As the Thanksgiving holiday approaches, many members of the United States military are stationed overseas, far from home. In November 1956, Brig. Gen. Benjamin O. Davis Jr. and his wife Agatha sat down to a Thanksgiving turkey in Taipei, Taiwan, provided by an unusual source—the Vice President of the Republic of China (Taiwan).
Davis’s entire career was groundbreaking. He was the son of Army general Benjamin O. Davis Sr., the first black American to rise to the rank of general in the United States armed forces, and in 1936 Davis Jr. was just the fourth black American to graduate from the United States Military Academy at West Point. (Davis Jr. preferred to use the term "black" or "black American" as opposed to "African American" when referring to himself.) He originally asked for a commission to the Army Air Corps, but they did not accept blacks at the time. After serving in the infantry for several years, in 1942 Davis was posted to the newly-established Tuskegee Army Air Field in Alabama and graduated in the first class of pilot training—the first class of what would later be known as the Tuskegee Airmen. He was selected to lead the new 99th Pursuit Squadron, the Army Air Corps' first all-black air unit, and later the 332d Fighter Group in Europe during World War II.
President Harry S. Truman ordered the desegregation of the military in 1948 and by 1956, Davis had risen to the rank of Brigadier General. He was stationed in Taiwan as the Commander responsible for establishing Air Task Force 13 (Provisional), as well as serving as the Vice Commander, Thirteenth Air Force, and Director of Operations and Training, Far East Air Force (FEAF). His wife, Agatha, served an active role on the base as a member of the Taipei Air Force Officers' Wives' Club, Taipei International Women's Club, and the Women's Service Committee to Allied Personnel (just to name a few).

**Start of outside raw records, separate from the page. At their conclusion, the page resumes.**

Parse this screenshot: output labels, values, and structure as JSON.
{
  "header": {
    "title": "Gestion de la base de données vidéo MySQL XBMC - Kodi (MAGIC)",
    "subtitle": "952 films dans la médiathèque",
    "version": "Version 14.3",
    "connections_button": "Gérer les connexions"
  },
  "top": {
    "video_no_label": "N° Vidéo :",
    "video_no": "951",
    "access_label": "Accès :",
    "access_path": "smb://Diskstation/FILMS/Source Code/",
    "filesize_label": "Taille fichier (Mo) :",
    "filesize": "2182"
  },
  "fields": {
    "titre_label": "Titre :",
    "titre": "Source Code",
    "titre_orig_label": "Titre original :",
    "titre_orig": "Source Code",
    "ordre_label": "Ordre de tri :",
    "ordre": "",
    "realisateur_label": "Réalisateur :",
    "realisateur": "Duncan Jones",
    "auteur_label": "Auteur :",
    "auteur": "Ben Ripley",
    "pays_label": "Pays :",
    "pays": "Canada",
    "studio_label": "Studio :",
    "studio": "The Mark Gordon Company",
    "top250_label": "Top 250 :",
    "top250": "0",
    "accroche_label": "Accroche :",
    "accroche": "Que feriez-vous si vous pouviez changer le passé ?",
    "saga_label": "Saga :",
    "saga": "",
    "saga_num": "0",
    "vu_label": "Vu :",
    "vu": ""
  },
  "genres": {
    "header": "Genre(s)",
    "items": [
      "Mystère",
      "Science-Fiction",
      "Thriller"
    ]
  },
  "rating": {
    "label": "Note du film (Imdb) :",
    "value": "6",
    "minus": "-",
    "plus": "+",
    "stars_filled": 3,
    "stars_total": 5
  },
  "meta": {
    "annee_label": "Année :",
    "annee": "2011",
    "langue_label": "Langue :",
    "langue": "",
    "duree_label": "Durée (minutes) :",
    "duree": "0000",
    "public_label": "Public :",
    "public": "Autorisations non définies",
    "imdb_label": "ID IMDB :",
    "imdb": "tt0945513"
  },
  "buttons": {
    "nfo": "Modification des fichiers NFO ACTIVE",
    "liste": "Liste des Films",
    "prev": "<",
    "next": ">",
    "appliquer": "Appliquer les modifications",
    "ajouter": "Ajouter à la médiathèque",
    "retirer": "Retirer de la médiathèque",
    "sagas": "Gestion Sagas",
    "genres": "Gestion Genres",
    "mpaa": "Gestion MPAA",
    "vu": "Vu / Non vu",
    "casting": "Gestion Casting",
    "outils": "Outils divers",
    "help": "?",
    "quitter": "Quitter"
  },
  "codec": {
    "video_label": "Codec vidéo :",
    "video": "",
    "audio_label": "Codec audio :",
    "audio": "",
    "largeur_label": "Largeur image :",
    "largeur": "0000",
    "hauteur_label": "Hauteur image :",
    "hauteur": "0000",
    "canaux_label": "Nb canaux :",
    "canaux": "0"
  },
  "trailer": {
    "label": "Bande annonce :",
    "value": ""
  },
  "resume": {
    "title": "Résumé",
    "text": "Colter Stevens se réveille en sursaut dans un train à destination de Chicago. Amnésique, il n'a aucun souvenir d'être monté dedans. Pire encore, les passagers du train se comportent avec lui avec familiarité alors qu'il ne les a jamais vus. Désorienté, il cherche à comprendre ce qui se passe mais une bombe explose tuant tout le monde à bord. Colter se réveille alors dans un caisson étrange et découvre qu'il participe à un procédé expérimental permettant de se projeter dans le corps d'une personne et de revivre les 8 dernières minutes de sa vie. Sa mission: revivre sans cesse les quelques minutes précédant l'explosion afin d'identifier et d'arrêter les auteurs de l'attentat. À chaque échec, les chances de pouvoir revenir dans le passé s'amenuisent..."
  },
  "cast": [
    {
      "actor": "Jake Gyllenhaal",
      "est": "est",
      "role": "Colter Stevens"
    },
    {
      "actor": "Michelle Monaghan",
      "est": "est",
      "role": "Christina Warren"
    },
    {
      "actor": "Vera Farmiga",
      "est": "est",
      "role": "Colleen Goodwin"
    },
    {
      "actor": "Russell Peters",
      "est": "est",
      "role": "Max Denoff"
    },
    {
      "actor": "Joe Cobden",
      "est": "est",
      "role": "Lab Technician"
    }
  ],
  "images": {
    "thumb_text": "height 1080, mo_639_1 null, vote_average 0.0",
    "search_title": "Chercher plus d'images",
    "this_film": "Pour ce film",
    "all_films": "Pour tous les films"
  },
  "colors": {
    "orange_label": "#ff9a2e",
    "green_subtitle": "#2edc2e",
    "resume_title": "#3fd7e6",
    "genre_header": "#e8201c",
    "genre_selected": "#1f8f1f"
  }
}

General Davis took pride in his ability to maintain good relationships between American military forces and the local military and civil authorities. As the Commander and his wife, the Davis's frequently received invitations to social events. They often dined with General and Mrs. Wang Shu Ming, their counterparts in the Republic of China Air Force. Agatha maintained a scrapbook of dinner invitations from American and Taiwanese dignitaries, including Vice President and Madame Cheng Chang and President and Madame Chiang Kai-Shek.
In May 1957, Benjamin Davis was reassigned as the Chief of Staff to the Twelfth Air Force, headquartered in Ramstein, Germany. He and Agatha stayed in contact with many of their friends from Taiwan. They kept good memories from their travels abroad, including their unusual Thanksgiving turkey in Taipei.